De fato, muitas pessoas só compreendem o segredo da felicidade quando estão mais maduras e mais velhas. E esse não é um problema: independentemente da sua idade, se você descobrir como ser feliz isso é válido.
Mas, nesse texto, buscamos trazer algumas das principais ideias da filósofa e mostrar de que modo estas podem se adequar às nossas vidas, tornando-nos mais leves, mais otimistas, mais felizes e mais satisfeitos.
Vamos começar?
Você quer ser feliz? É claro que sim.
Ao mesmo tempo, é comum que não entendamos exatamente o que nos faz feliz nem quais os planos de ação que devemos tomar para promover a nossa felicidade. Para Châtelet, existe um meio simples: obedecermos alguns princípios essenciais. Estes são…
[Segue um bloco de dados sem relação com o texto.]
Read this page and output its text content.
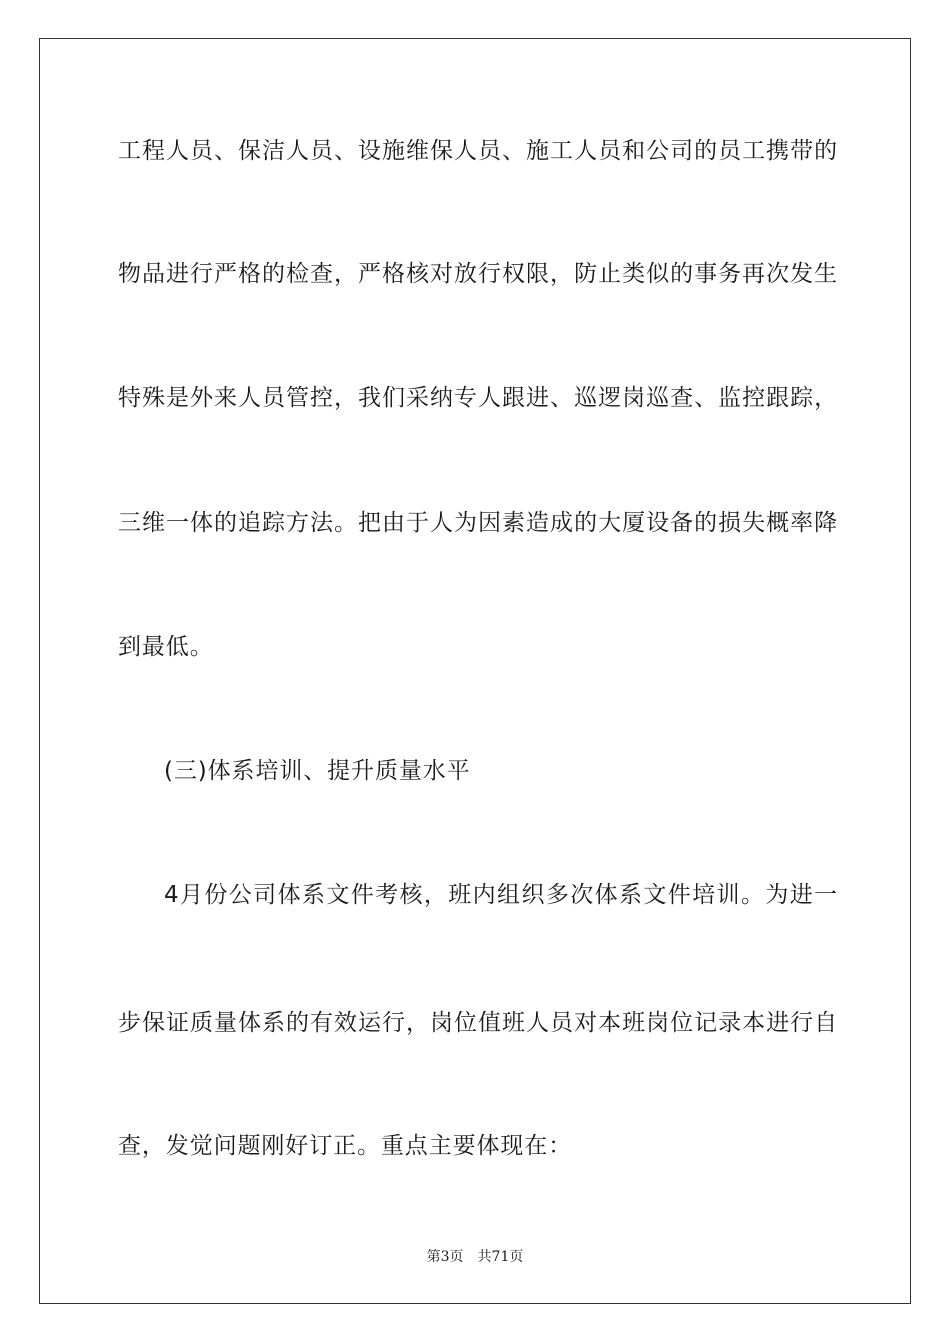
工程人员、保洁人员、设施维保人员、施工人员和公司的员工携带的
物品进行严格的检查，严格核对放行权限，防止类似的事务再次发生
特殊是外来人员管控，我们采纳专人跟进、巡逻岗巡查、监控跟踪，
三维一体的追踪方法。把由于人为因素造成的大厦设备的损失概率降
到最低。
(三)体系培训、提升质量水平
4月份公司体系文件考核，班内组织多次体系文件培训。为进一
步保证质量体系的有效运行，岗位值班人员对本班岗位记录本进行自
查，发觉问题刚好订正。重点主要体现在：
第3页 共71页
Achou estranho? Bem, vamos falar um pouquinho mais sobre cada um deles.
“Devemos começar por dizer a nós mesmos – e por nos convencermos disso – que nós nada temos a fazer nesse mundo a não ser nos proporcionar sensações e sentimentos agradáveis”.
E o senso de dever?, você poderia perguntar.
Para du Châtelet, e não estamos dizendo que isso é certo ou errado, o senso de dever é preciso, mas deve ser inteiramente secundário.
Ao seu ver, a felicidade exige que nos deixemos levar pelas paixões, experiências e sensações positivas. “Le Nôtre tinha muita razão em pedir ao Papa tentações em vez de indulgências”, diz com bom humor.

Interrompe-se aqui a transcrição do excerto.